PyPI version License: MIT Python 3.9+

Ultra-fast face matching library using OpenCV's YuNet for detection, SFace for recognition, and FAISS for high-performance vector search. Designed as both a production-grade SDK and a powerful CLI tool.


Features

  • Blazing Fast: Integrated with FAISS for near-instant search in large databases.
  • State-of-the-Art Models: Uses YuNet (fastest detection) and SFace (robust recognition).
  • GPU Ready: Hardware acceleration support via OpenCV DNN/CUDA.
  • Developer First: Clean SDK interface with strict type hinting (Mypy) and JSON-based secure cache.
  • Secure by Design: Automatic SHA-256 model verification and no insecure serialization (no pickle).
  • Portable Cache: Uses relative paths in the JSON cache, making it portable across different machines.

Requirements

  • Python 3.9 or superior.
  • Internet connection for the first run (downloads ~40 MB of ONNX models from OpenCV Zoo).

Installation

pip install moca-face-matcher

For local development:

git clone https://github.com/Moca9801/face-match.git
cd face-match
pip install -e ".[dev]"

Usage

Command Line Interface (CLI)

Search for a face in a gallery folder:

face-match path/to/query.jpg --db path/to/gallery/

Library Usage (SDK)

The core function is find_matches. It returns a structured dictionary and does not print to the console, making it ideal for integration into other systems.

from pathlib import Path
from face_match import find_matches

results = find_matches(
    query=Path("query.jpg"),
    db=Path("./gallery"),
    top=3,
    threshold=0.4
)

print(f"Scanned {results['total_scanned']} images.")
for match in results['results']:
    print(f"Match found: {match['path']} (Distance: {match['distance']})")

CLI vs SDK Mapping

CLI Option SDK Parameter (find_matches) Description
query query (Path) Path to the query image.
--db db (Path) Path to the gallery/database folder.
--top top (int) Number of results to return.
--metric distance (int) 0 for Cosine (default), 1 for L2.
--threshold threshold (float) Similarity threshold.
--device device (str) cpu (default) or gpu.
--rebuild rebuild_cache (bool) Force rescan of all images.

Technical Details

Metrics and Thresholds

The library uses predefined thresholds based on the SFace model's official recommendations:

  • Cosine Similarity (--metric coseno): Matches range from -1 to 1. Higher is better. Recommended threshold: 0.363.
  • L2 Distance (--metric l2): Matches start from 0. Lower is better. Recommended threshold: 1.128.

Development and Testing

Contributors are welcome!

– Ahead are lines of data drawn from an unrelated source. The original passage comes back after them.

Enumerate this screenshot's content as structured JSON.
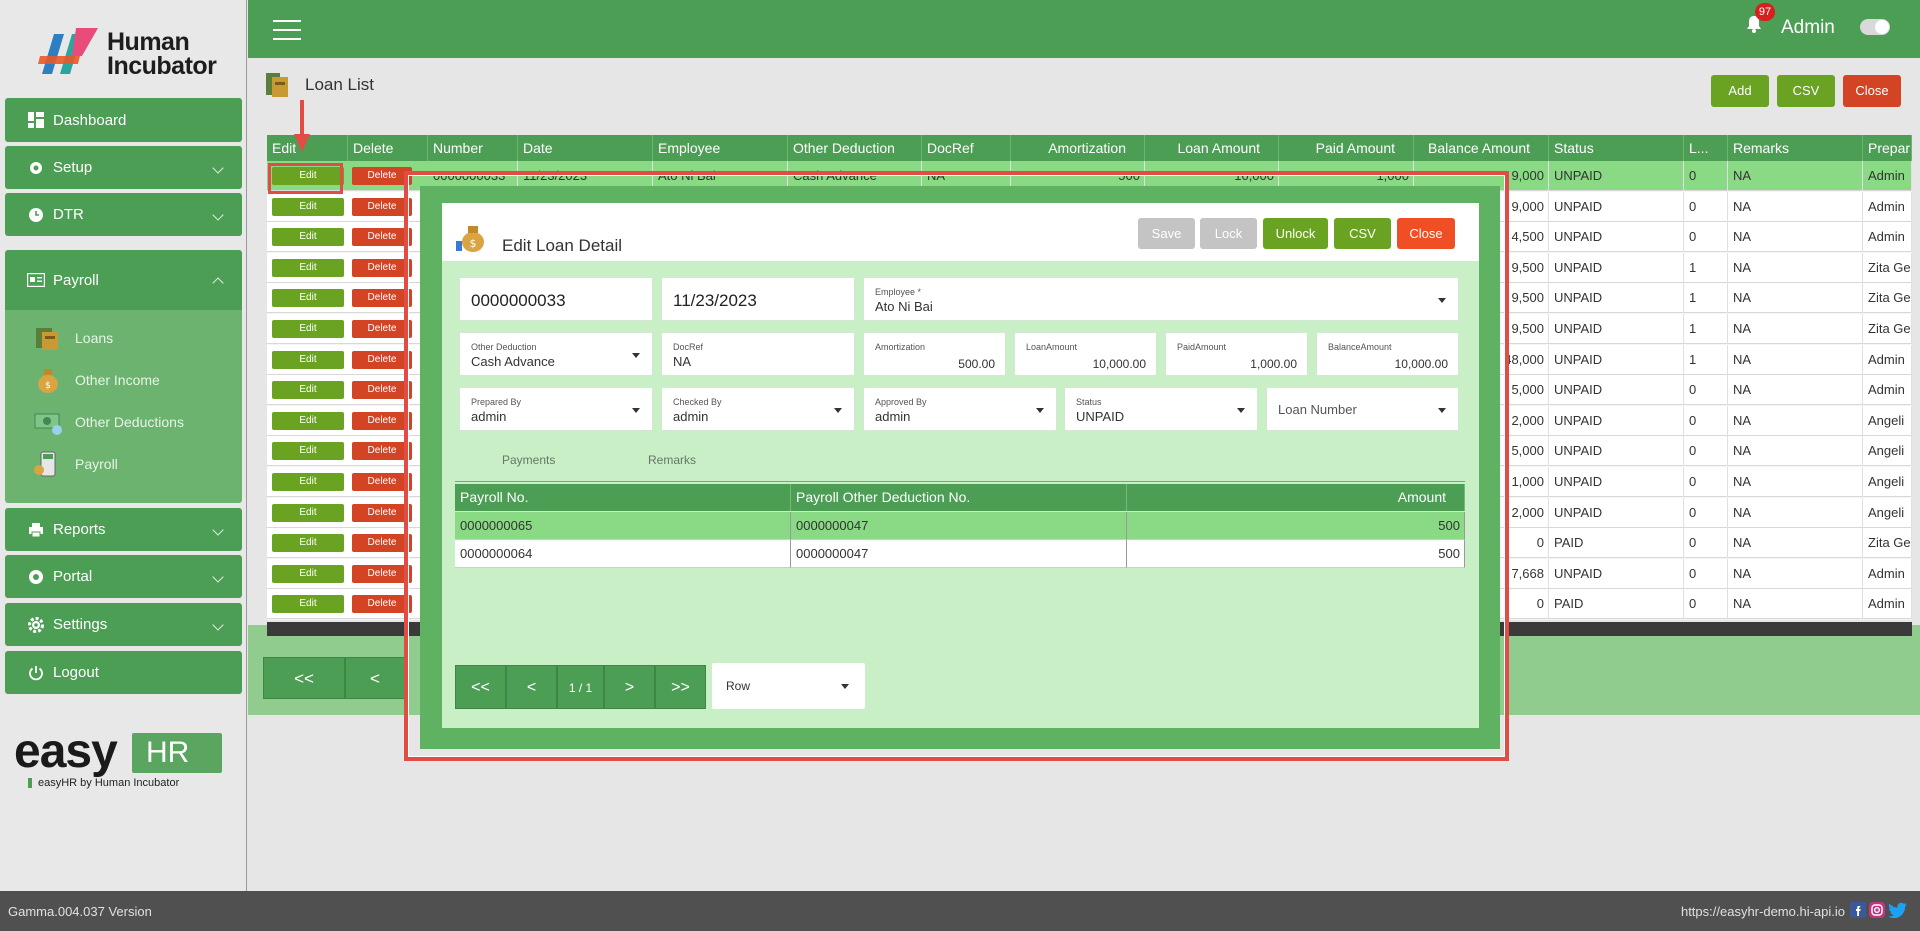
{
  "brand": {
    "logo_text_1": "Human",
    "logo_text_2": "Incubator",
    "easy": "easy",
    "hr": "HR",
    "byline": "easyHR by Human Incubator"
  },
  "sidebar": {
    "items": [
      {
        "label": "Dashboard",
        "icon": "dashboard-icon"
      },
      {
        "label": "Setup",
        "icon": "wrench-icon"
      },
      {
        "label": "DTR",
        "icon": "clock-icon"
      },
      {
        "label": "Payroll",
        "icon": "payroll-icon"
      },
      {
        "label": "Reports",
        "icon": "printer-icon"
      },
      {
        "label": "Portal",
        "icon": "aperture-icon"
      },
      {
        "label": "Settings",
        "icon": "gear-icon"
      },
      {
        "label": "Logout",
        "icon": "power-icon"
      }
    ],
    "payroll_sub": [
      {
        "label": "Loans"
      },
      {
        "label": "Other Income"
      },
      {
        "label": "Other Deductions"
      },
      {
        "label": "Payroll"
      }
    ]
  },
  "topbar": {
    "notifications": "97",
    "user": "Admin"
  },
  "page": {
    "title": "Loan List",
    "add": "Add",
    "csv": "CSV",
    "close": "Close"
  },
  "table": {
    "headers": [
      "Edit",
      "Delete",
      "Number",
      "Date",
      "Employee",
      "Other Deduction",
      "DocRef",
      "Amortization",
      "Loan Amount",
      "Paid Amount",
      "Balance Amount",
      "Status",
      "L...",
      "Remarks",
      "Prepar"
    ],
    "edit_label": "Edit",
    "delete_label": "Delete",
    "first_row": {
      "number": "0000000033",
      "date": "11/23/2023",
      "employee": "Ato Ni Bai",
      "other_deduction": "Cash Advance",
      "docref": "NA",
      "amortization": "500",
      "loan_amount": "10,000",
      "paid_amount": "1,000"
    },
    "rows": [
      {
        "balance": "9,000",
        "status": "UNPAID",
        "l": "0",
        "remarks": "NA",
        "prepared": "Admin"
      },
      {
        "balance": "9,000",
        "status": "UNPAID",
        "l": "0",
        "remarks": "NA",
        "prepared": "Admin"
      },
      {
        "balance": "4,500",
        "status": "UNPAID",
        "l": "0",
        "remarks": "NA",
        "prepared": "Admin"
      },
      {
        "balance": "9,500",
        "status": "UNPAID",
        "l": "1",
        "remarks": "NA",
        "prepared": "Zita Ge"
      },
      {
        "balance": "9,500",
        "status": "UNPAID",
        "l": "1",
        "remarks": "NA",
        "prepared": "Zita Ge"
      },
      {
        "balance": "9,500",
        "status": "UNPAID",
        "l": "1",
        "remarks": "NA",
        "prepared": "Zita Ge"
      },
      {
        "balance": "48,000",
        "status": "UNPAID",
        "l": "1",
        "remarks": "NA",
        "prepared": "Admin"
      },
      {
        "balance": "5,000",
        "status": "UNPAID",
        "l": "0",
        "remarks": "NA",
        "prepared": "Admin"
      },
      {
        "balance": "2,000",
        "status": "UNPAID",
        "l": "0",
        "remarks": "NA",
        "prepared": "Angeli"
      },
      {
        "balance": "5,000",
        "status": "UNPAID",
        "l": "0",
        "remarks": "NA",
        "prepared": "Angeli"
      },
      {
        "balance": "1,000",
        "status": "UNPAID",
        "l": "0",
        "remarks": "NA",
        "prepared": "Angeli"
      },
      {
        "balance": "2,000",
        "status": "UNPAID",
        "l": "0",
        "remarks": "NA",
        "prepared": "Angeli"
      },
      {
        "balance": "0",
        "status": "PAID",
        "l": "0",
        "remarks": "NA",
        "prepared": "Zita Ge"
      },
      {
        "balance": "7,668",
        "status": "UNPAID",
        "l": "0",
        "remarks": "NA",
        "prepared": "Admin"
      },
      {
        "balance": "0",
        "status": "PAID",
        "l": "0",
        "remarks": "NA",
        "prepared": "Admin"
      }
    ]
  },
  "pager": {
    "first": "<<",
    "prev": "<"
  },
  "modal": {
    "title": "Edit Loan Detail",
    "buttons": {
      "save": "Save",
      "lock": "Lock",
      "unlock": "Unlock",
      "csv": "CSV",
      "close": "Close"
    },
    "number": "0000000033",
    "date": "11/23/2023",
    "employee_label": "Employee *",
    "employee": "Ato Ni Bai",
    "other_deduction_label": "Other Deduction",
    "other_deduction": "Cash Advance",
    "docref_label": "DocRef",
    "docref": "NA",
    "amortization_label": "Amortization",
    "amortization": "500.00",
    "loan_amount_label": "LoanAmount",
    "loan_amount": "10,000.00",
    "paid_amount_label": "PaidAmount",
    "paid_amount": "1,000.00",
    "balance_amount_label": "BalanceAmount",
    "balance_amount": "10,000.00",
    "prepared_by_label": "Prepared By",
    "prepared_by": "admin",
    "checked_by_label": "Checked By",
    "checked_by": "admin",
    "approved_by_label": "Approved By",
    "approved_by": "admin",
    "status_label": "Status",
    "status": "UNPAID",
    "loan_number_placeholder": "Loan Number",
    "tabs": [
      "Payments",
      "Remarks"
    ],
    "sub_headers": [
      "Payroll No.",
      "Payroll Other Deduction No.",
      "Amount"
    ],
    "sub_rows": [
      {
        "payroll_no": "0000000065",
        "deduction_no": "0000000047",
        "amount": "500"
      },
      {
        "payroll_no": "0000000064",
        "deduction_no": "0000000047",
        "amount": "500"
      }
    ],
    "pager": {
      "first": "<<",
      "prev": "<",
      "page": "1 / 1",
      "next": ">",
      "last": ">>"
    },
    "row_select": "Row"
  },
  "footer": {
    "version": "Gamma.004.037 Version",
    "url": "https://easyhr-demo.hi-api.io"
  },
  "colors": {
    "green": "#4d9e55",
    "red": "#d24424",
    "olive": "#6aa322",
    "annotation": "#e34b45"
  }
}
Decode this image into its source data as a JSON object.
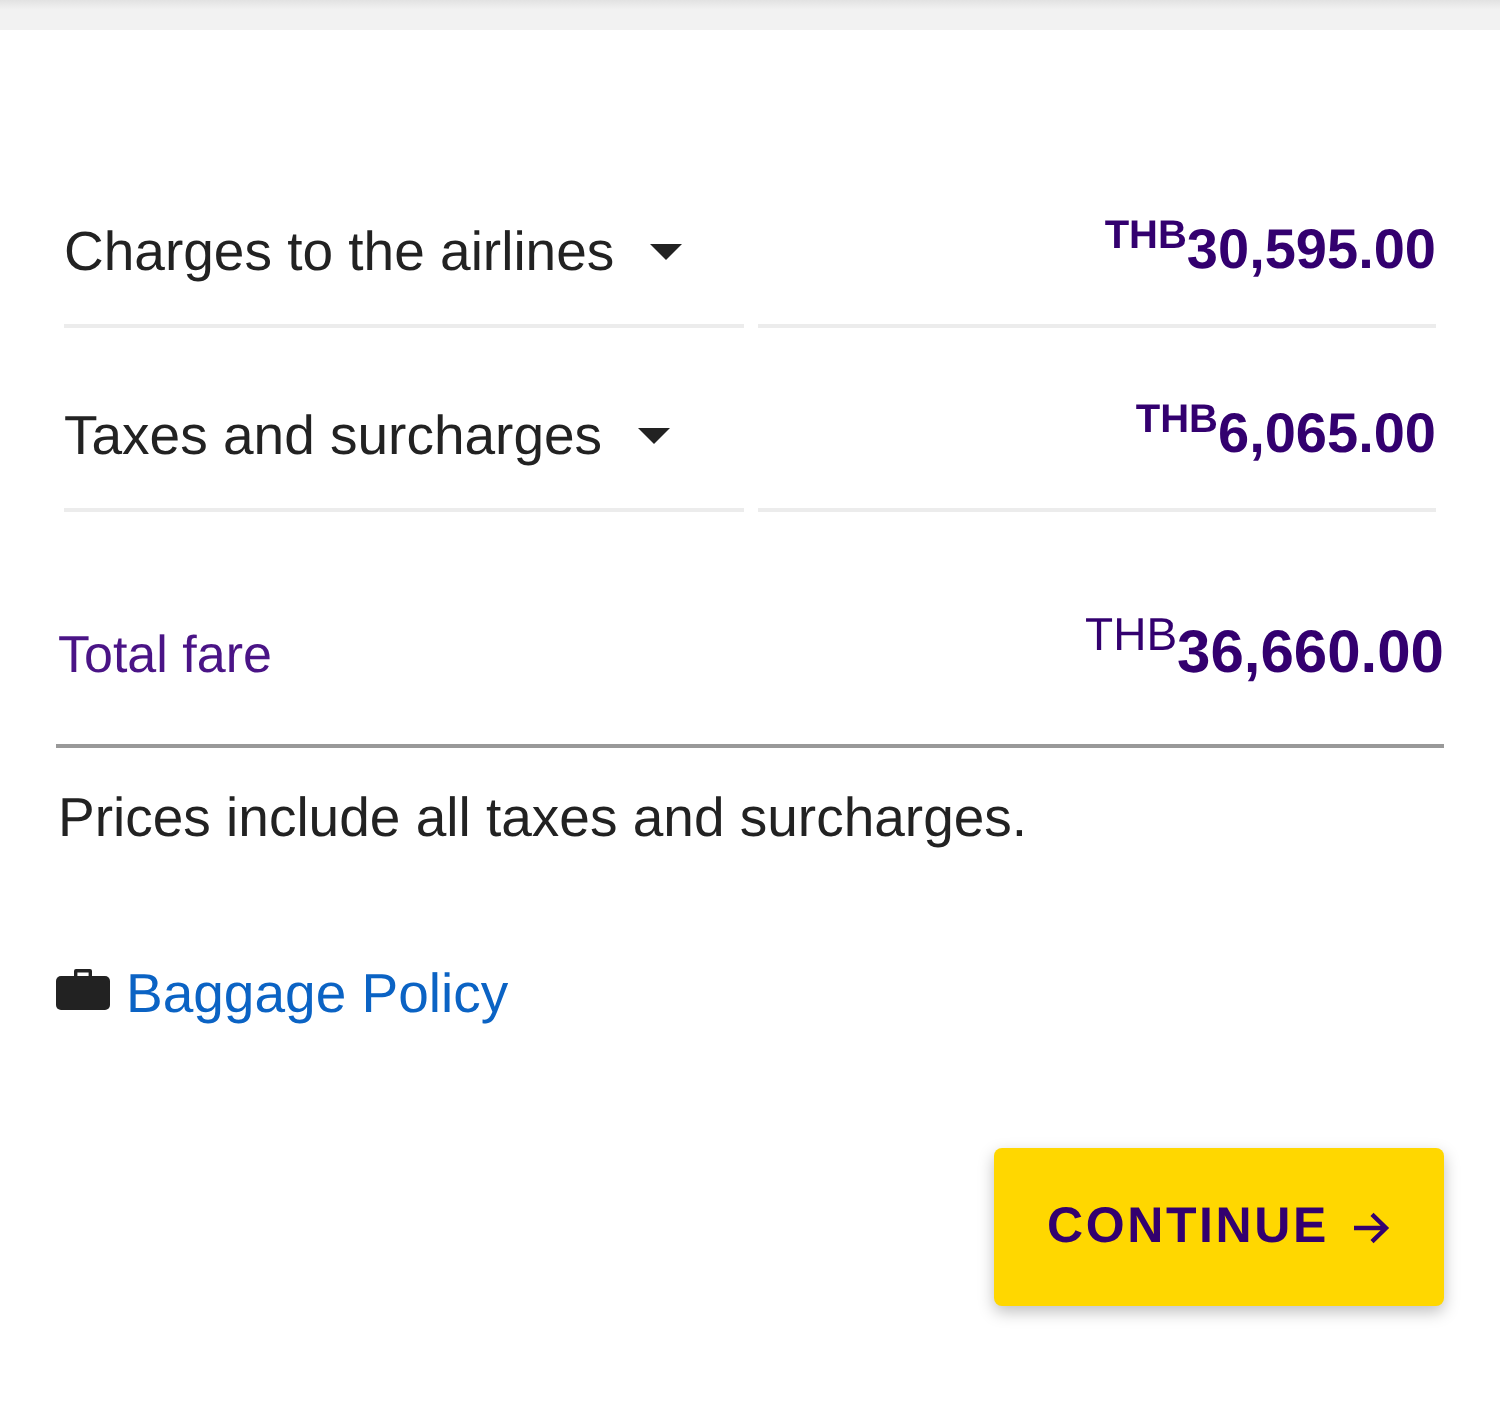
{
  "charges": [
    {
      "label": "Charges to the airlines",
      "expanded": false,
      "amount": "$^{THB}$30,595.00"
    },
    {
      "label": "Taxes and surcharges",
      "expanded": false,
      "amount": "$^{THB}$6,065.00"
    }
  ],
  "total": {
    "label": "Total fare",
    "amount": "$^{THB}$**36,660.00**"
  },
  "note": "Prices include all taxes and surcharges.",
  "baggage_link": {
    "label": "Baggage Policy"
  },
  "continue_button": {
    "label": "CONTINUE"
  }
}
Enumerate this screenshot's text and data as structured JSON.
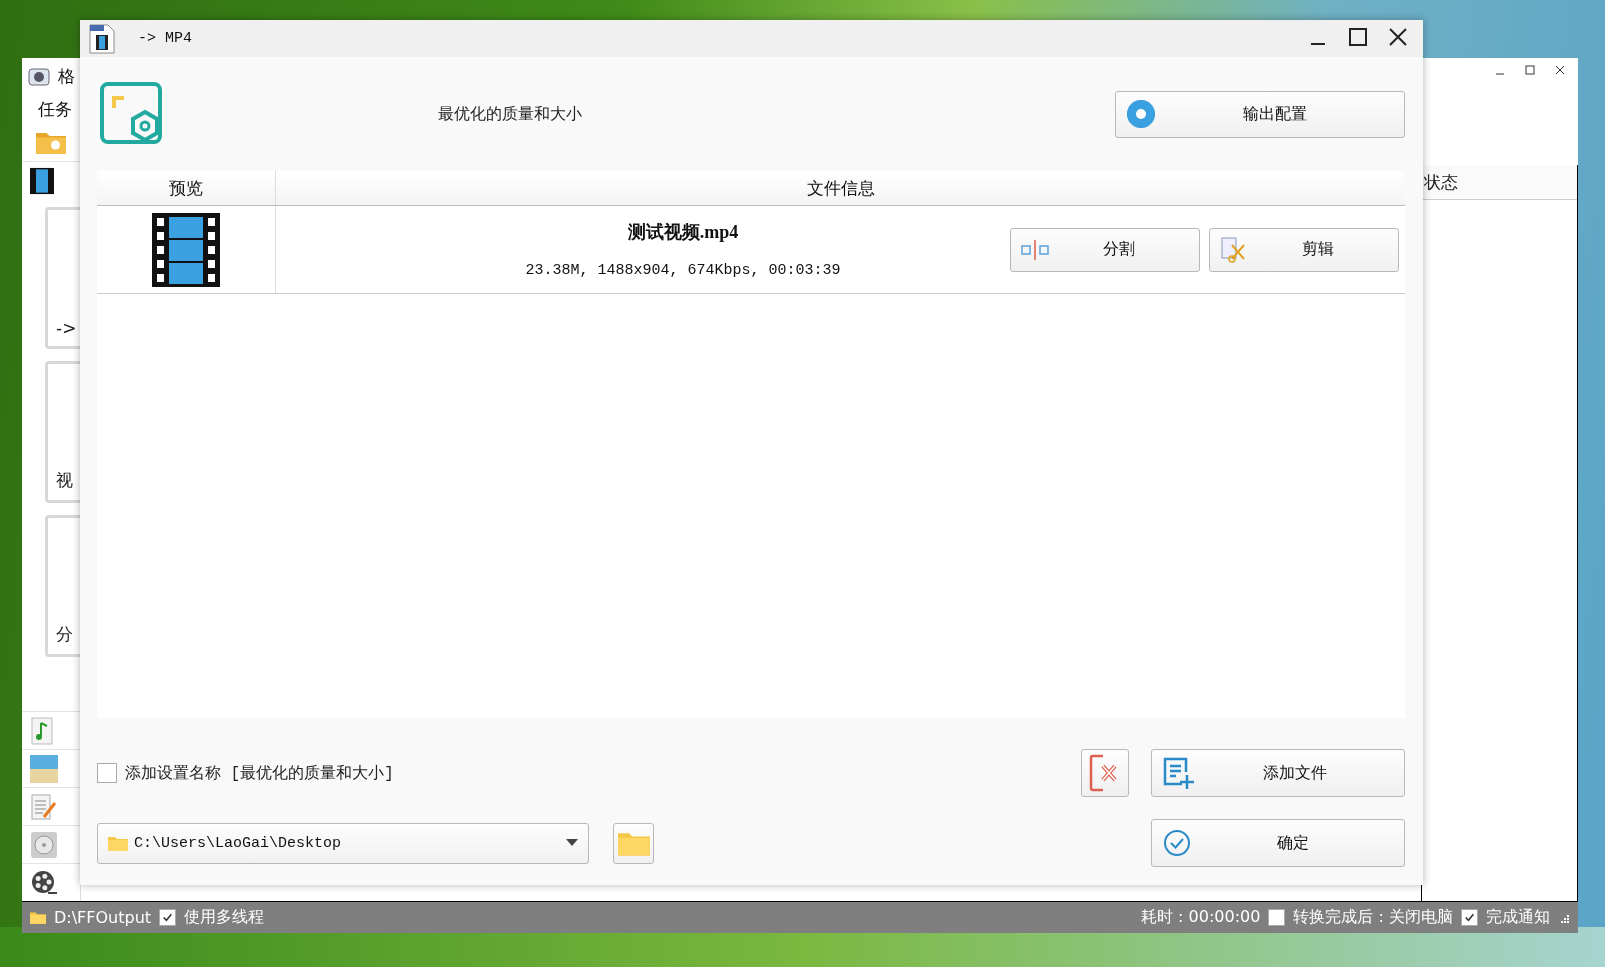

To run quality checks locally:

# Run Linting
ruff check src tests

# Run Type Checking
mypy src/face_match

# Run Tests
pytest

Security and Data Privacy

Caution

Biometric Data on Disk: The .face_embeddings_cache.json file generated in your database folder contains mathematical representations (embeddings) and relative file paths.

  • Do not share this file.
  • Treat it as sensitive personal data.
  • Access to the file should be restricted using system-level permissions.

Disclaimer

  • This software is not a certified biometric identification system.
  • It is intended for research and low-risk identification tasks.
  • The author is not responsible for misuse or legal implications of using biometric data.

Versión en Español (Resumen)

moca-face-matcher es una librería de búsqueda de coincidencias faciales ultra rápida.

Instalación rápida

pip install moca-face-matcher

Características

  • Búsqueda vectorial con FAISS.
  • Modelos YuNet + SFace.
  • Soporte para GPU.
  • Caché segura en JSON con rutas relativas.

Seguridad

Este software maneja datos biométricos. El archivo de caché .face_embeddings_cache.json es sensible y no debe ser compartido.


License

Distributed under the MIT License. See LICENSE for more information.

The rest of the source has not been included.